The definition of infrastructure itself has to be expanded beyond cement and pipes to include infrastructure as process, infrastructure as knowledge and information, infrastructure as institutions, infrastructure as people, infrastructure as nature, and infrastructure as intention. Without each of these definitions there is no hope for improving human well-being.

This is the central conclusion of a new book by Michael Cohen as he reflects on his 50-year engagement with urban infrastructure and other key urban issues. This included 27 years at the World Bank, helping develop new urban policies (including upgrading informal settlements and new house sites and services) and a much increased loan programme. In the 1990s, unhappy with how the Bank had become “… increasingly and visibly subordinated to the IMF”, he joined York University and then The New School to establish a new graduate programme in international affairs.

Thus, there are few who can rival the depth and detail in his new book Infrastructure Policy and Inequality.

This book has ten chapters. The first two explain how infrastructure can contribute to the achievements of socio-economic goals with chapters 3 to 7 providing a history of urban discussions and engagements with development assistance:

  • The Early 1970s: Framing New Objectives for Development Assistance (including starting to lend to urban projects and defining policies for urban aid)
  • Operationalizing the Urban Agenda: 1972–1982
  • Strengthening Policies and Institutions for Urban Management, 1982–1991
  • Cities and Economic Development: Shifting the Agenda in a World in Crisis: Crisis of 1990–1991.

These are followed by chapters on aid agencies and on how infrastructure can be used to reduce urban poverty. As stated in the first paragraph of this book note, this book addresses questions of how we shift our understanding of infrastructure beyond cement and pipes – in other words, seeing it as a way of reducing inequality with infrastructure as process, infrastructure as knowledge and information and so on.

The book has case studies of successes and failures, including a serviced site scheme that the World Bank supported during the 1970s in Senegal that was judged a failure in 1982. But given more time, by 2006 it prospered and showed that progressive investment over time in housing had clearly worked at scale.

In moving to conclusions, Michael Cohen reflects on what we have learned from international practice in urban infrastructure:

It was possible to provide low-cost urban infrastructure services to millions of poor people in diverse urban environments.

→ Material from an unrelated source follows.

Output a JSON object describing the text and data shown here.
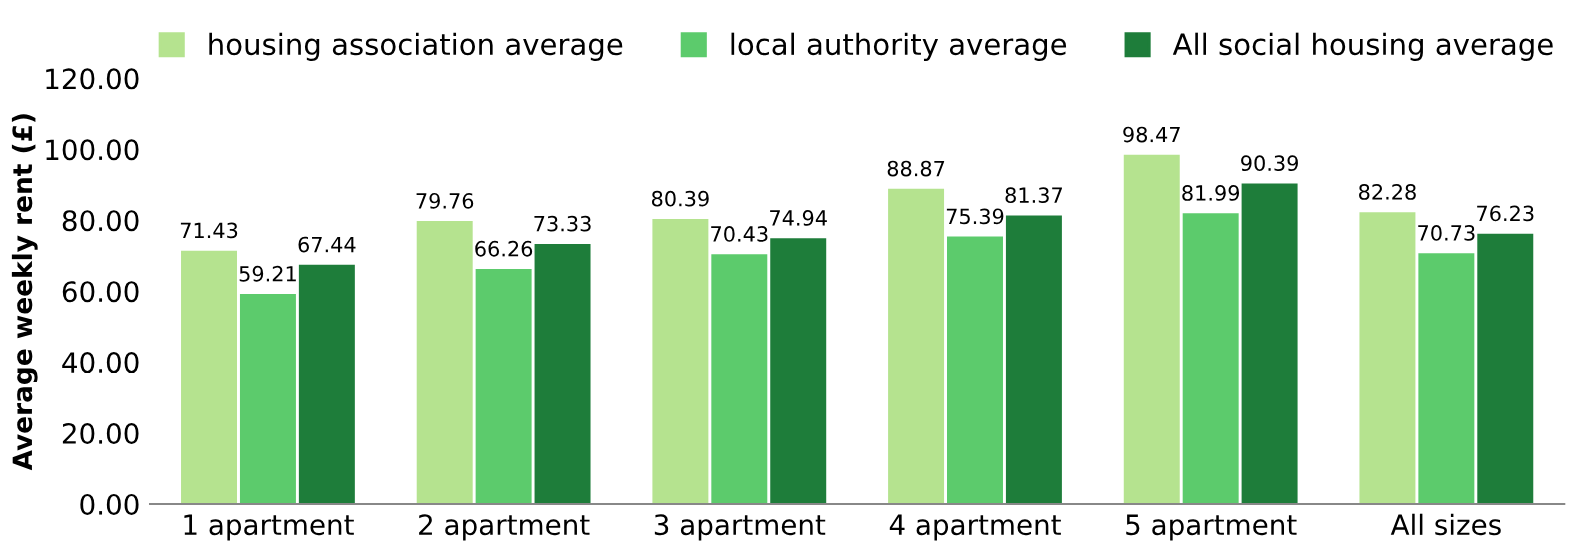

This is in sharp contrast to the heavily subsidized “low-cost” housing favoured by aid agencies

  • If given tenure over the land they were occupying, poor people would invest in building and improving their housing over time, in response to their own household needs and the wealth and income to which they had access
  • The urban poor can be reliable borrowers of small credits and reliable clients for billed urban services such as water supply or electricity, if these charges are calculated from the outset to be affordable to low-income households
  • It is possible to design slum upgrading programmes in which only a small minority of residents will have to be displaced in order to provide urban services
  • Projects providing integrated packages of urban service improvements can have a higher financial rate of return than single sector projects
  • Many urban building codes and regulatory arrangements discriminate against the poor by requiring high-cost materials and designs which are too expensive for poor households and which frequently do not respond to their needs
  • The costs of displacement are very high and frequently badly managed, so that in situ improvements are easier to implement and more likely to avoid massive social disruption 
  • Participatory approaches frequently lead to more socially and politically sustainable outcomes than top-down methods. These approaches benefit from local knowledges to guide on-the-ground decisions.

But the author emphasizes how we also need to know what not to do. It starts from the idea that “helping people” does not mean doing things for them. It requires listening to their voices, recognizing the priority of their needs, and finding ways to design solutions which “the people” can see as their own. Over-simplifying complex situations does not get the job done. Rather it confuses expectations and creates the likelihood of severe surprises and disappointments later.

The author outlines what we have to do now – repurpose our understanding of and debates about infrastructure in order to transform infrastructure into an instrument to reduce structural inequalities or, phrased differently, to have a social objective. We must examine the infrastructure upon which our economies and societies are built. Rather than continue to accept that infrastructure is a necessary input to economic growth, we must ask how infrastructure can be repurposed and reframed to be a powerful tool to create a more equal distribution of income, wealth, opportunity and access to services.

Book note prepared by David Satterthwaite.